The city of Flint is in crisis mode yet again, except this time, there’s no water involved — at least not directly.
Just as Gov. Rick Snyder failed to inform thousands of residents they were being poisoned via lead-tainted drinking water, he also failed in his mission to improve the city’s reading proficiency. A Detroit Free Press report found that the city’s third-grade reading proficiency took a nearly three–quarter nosedive, falling from 41.8 percent in 2014 to a measley 10.7 percent in 2017.
“One of the important metrics in someone’s life on the River of Opportunity is the ability to be proficient-reading by third grade,” Snyder said in a 2015 speech. “How have we done?”

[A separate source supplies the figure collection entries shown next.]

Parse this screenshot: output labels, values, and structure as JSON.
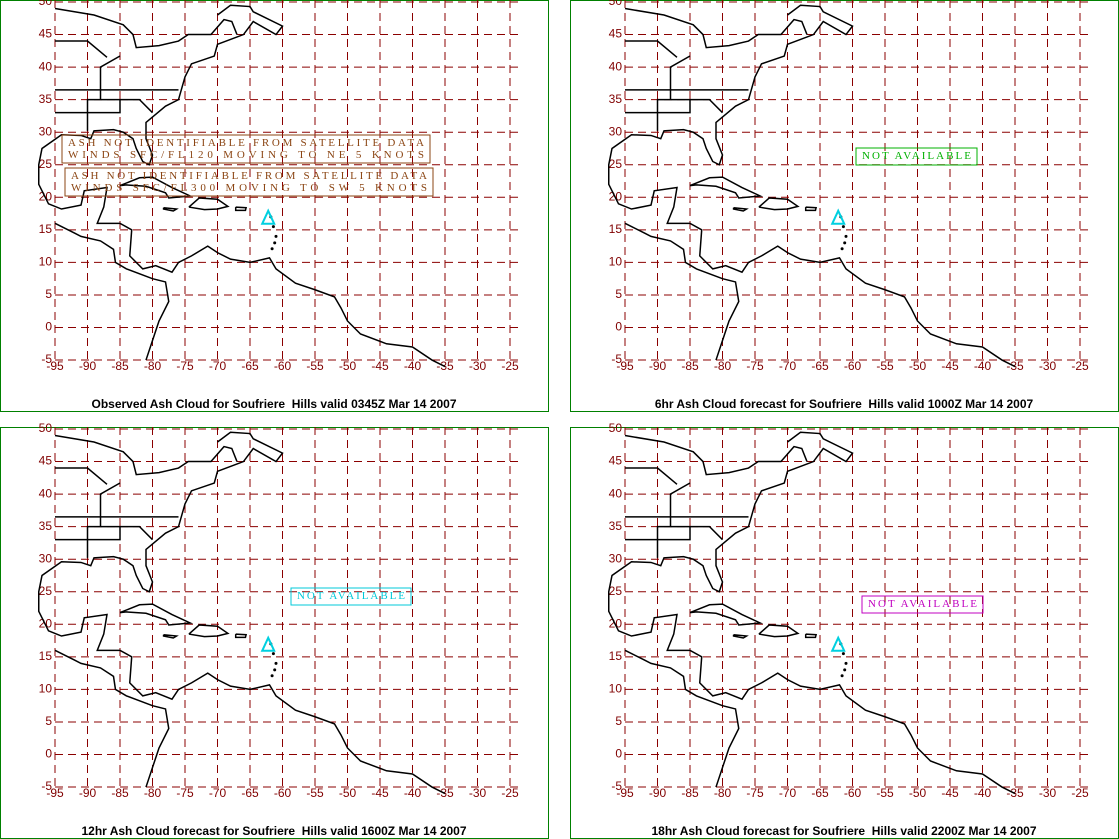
{
  "lat_labels": [
    50,
    45,
    40,
    35,
    30,
    25,
    20,
    15,
    10,
    5,
    0,
    -5
  ],
  "lon_labels": [
    -95,
    -90,
    -85,
    -80,
    -75,
    -70,
    -65,
    -60,
    -55,
    -50,
    -45,
    -40,
    -35,
    -30,
    -25
  ],
  "panels": [
    {
      "caption": "Observed Ash Cloud for Soufriere  Hills valid 0345Z Mar 14 2007",
      "notes": [
        {
          "lines": [
            "ASH NOT IDENTIFIABLE FROM SATELLITE DATA",
            "WINDS SFC/FL120 MOVING TO NE 5 KNOTS"
          ],
          "color": "#8b4513"
        },
        {
          "lines": [
            "ASH NOT IDENTIFIABLE FROM SATELLITE DATA",
            "WINDS SFC/FL300 MOVING TO SW 5 KNOTS"
          ],
          "color": "#8b4513"
        }
      ]
    },
    {
      "caption": "6hr Ash Cloud forecast for Soufriere  Hills valid 1000Z Mar 14 2007",
      "notes": [
        {
          "lines": [
            "NOT AVAILABLE"
          ],
          "color": "#00b000"
        }
      ]
    },
    {
      "caption": "12hr Ash Cloud forecast for Soufriere  Hills valid 1600Z Mar 14 2007",
      "notes": [
        {
          "lines": [
            "NOT AVAILABLE"
          ],
          "color": "#00c8d8"
        }
      ]
    },
    {
      "caption": "18hr Ash Cloud forecast for Soufriere  Hills valid 2200Z Mar 14 2007",
      "notes": [
        {
          "lines": [
            "NOT AVAILABLE"
          ],
          "color": "#c000c0"
        }
      ]
    }
  ]
}
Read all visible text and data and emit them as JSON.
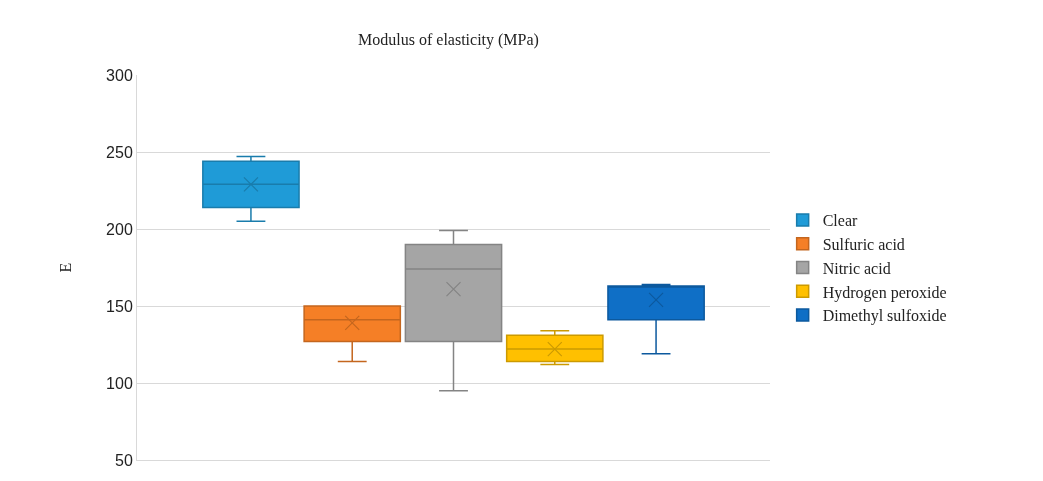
{
  "chart_data": {
    "type": "box",
    "title": "Modulus of elasticity (MPa)",
    "ylabel": "E",
    "categories": [
      null
    ],
    "series": [
      {
        "name": "Clear",
        "color": "#1f9bd7",
        "boxes": [
          {
            "low": 205,
            "q1": 214,
            "median": 229,
            "q3": 244,
            "high": 247,
            "mean": 229
          }
        ]
      },
      {
        "name": "Sulfuric acid",
        "color": "#f57f26",
        "boxes": [
          {
            "low": 114,
            "q1": 127,
            "median": 141,
            "q3": 150,
            "high": 150,
            "mean": 139
          }
        ]
      },
      {
        "name": "Nitric acid",
        "color": "#a5a5a5",
        "boxes": [
          {
            "low": 95,
            "q1": 127,
            "median": 174,
            "q3": 190,
            "high": 199,
            "mean": 161
          }
        ]
      },
      {
        "name": "Hydrogen peroxide",
        "color": "#ffc000",
        "boxes": [
          {
            "low": 112,
            "q1": 114,
            "median": 122,
            "q3": 131,
            "high": 134,
            "mean": 122
          }
        ]
      },
      {
        "name": "Dimethyl sulfoxide",
        "color": "#0f6fc6",
        "boxes": [
          {
            "low": 119,
            "q1": 141,
            "median": 163,
            "q3": 163,
            "high": 164,
            "mean": 154
          }
        ]
      }
    ],
    "ylim": [
      50,
      300
    ],
    "yticks": [
      50,
      100,
      150,
      200,
      250,
      300
    ],
    "grid": "y",
    "legend": "right",
    "marker": "cross"
  }
}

The reading issue isn’t just exclusive to Flint. Reading proficiency fell statewide from 70 percent in 2017 to 44 percent last year. The downward trend hit areas of Detroit as well, where third-grade reading proficiency dropped from 11.7 percent three years ago to 9.9 percent this year, according to the newspaper.
Flint school board VP Harold Woodson said this problem certainly didn’t begin with the water crisis and won’t resolve anytime soon unless state leaders consider how poverty, which is widespread in Flint and other state cities, affects children.
“We were able to put a nurse in all of our elementary buildings and we’re investing more in looking at the behavior of the children,” Woodson told the Free Press. “But the impact from the lead might not manifest itself for another year or two.”
Michigan Superintendent of Education Brian Whiston, however, said a slight drop in reading proficiency was to be expected. He attributed the declines to greater standards and a new, rigorous online test meant to help Michigan students better compete with students in other states. Whiston was shocked to hear how low proficiency had dropped in Flint, though. The city suffered a 45 percent dip in reading proficiency its first year following the water crisis.
“That’s not acceptable,” he told the newspaper. “I certainly think that some of the (drop in proficiency) could be due to it (lead poisoning). But some of it could be stress. I’m certainly disappointed that it’s at that level. These families have gone through a lot of stress. … So I wouldn’t be surprised to hear things dropped considerably.”
Flint education officials said they’ve done their best to implement a multi-pronged system of support to address students’ academic and behavioral needs, especially after the water crisis. School Board president Diana Wright said she’s noticed a spike in behavioral issues since the widespread poisoning.
State Rep. Sheldon Neeley (D-Flint) agreed, saying it its unknown how the contaminated water, coupled with the lack of school funding in low-income areas, might have impacted the trajectory of students’ lives.
“There’s a long way to go,” he told the Free Press. “The psychological impact of this has gone unchallenged. This community is traumatized, and the state has not dealt with the trauma and even though the state says the water is safe to drink, no one’s going to drink the water.”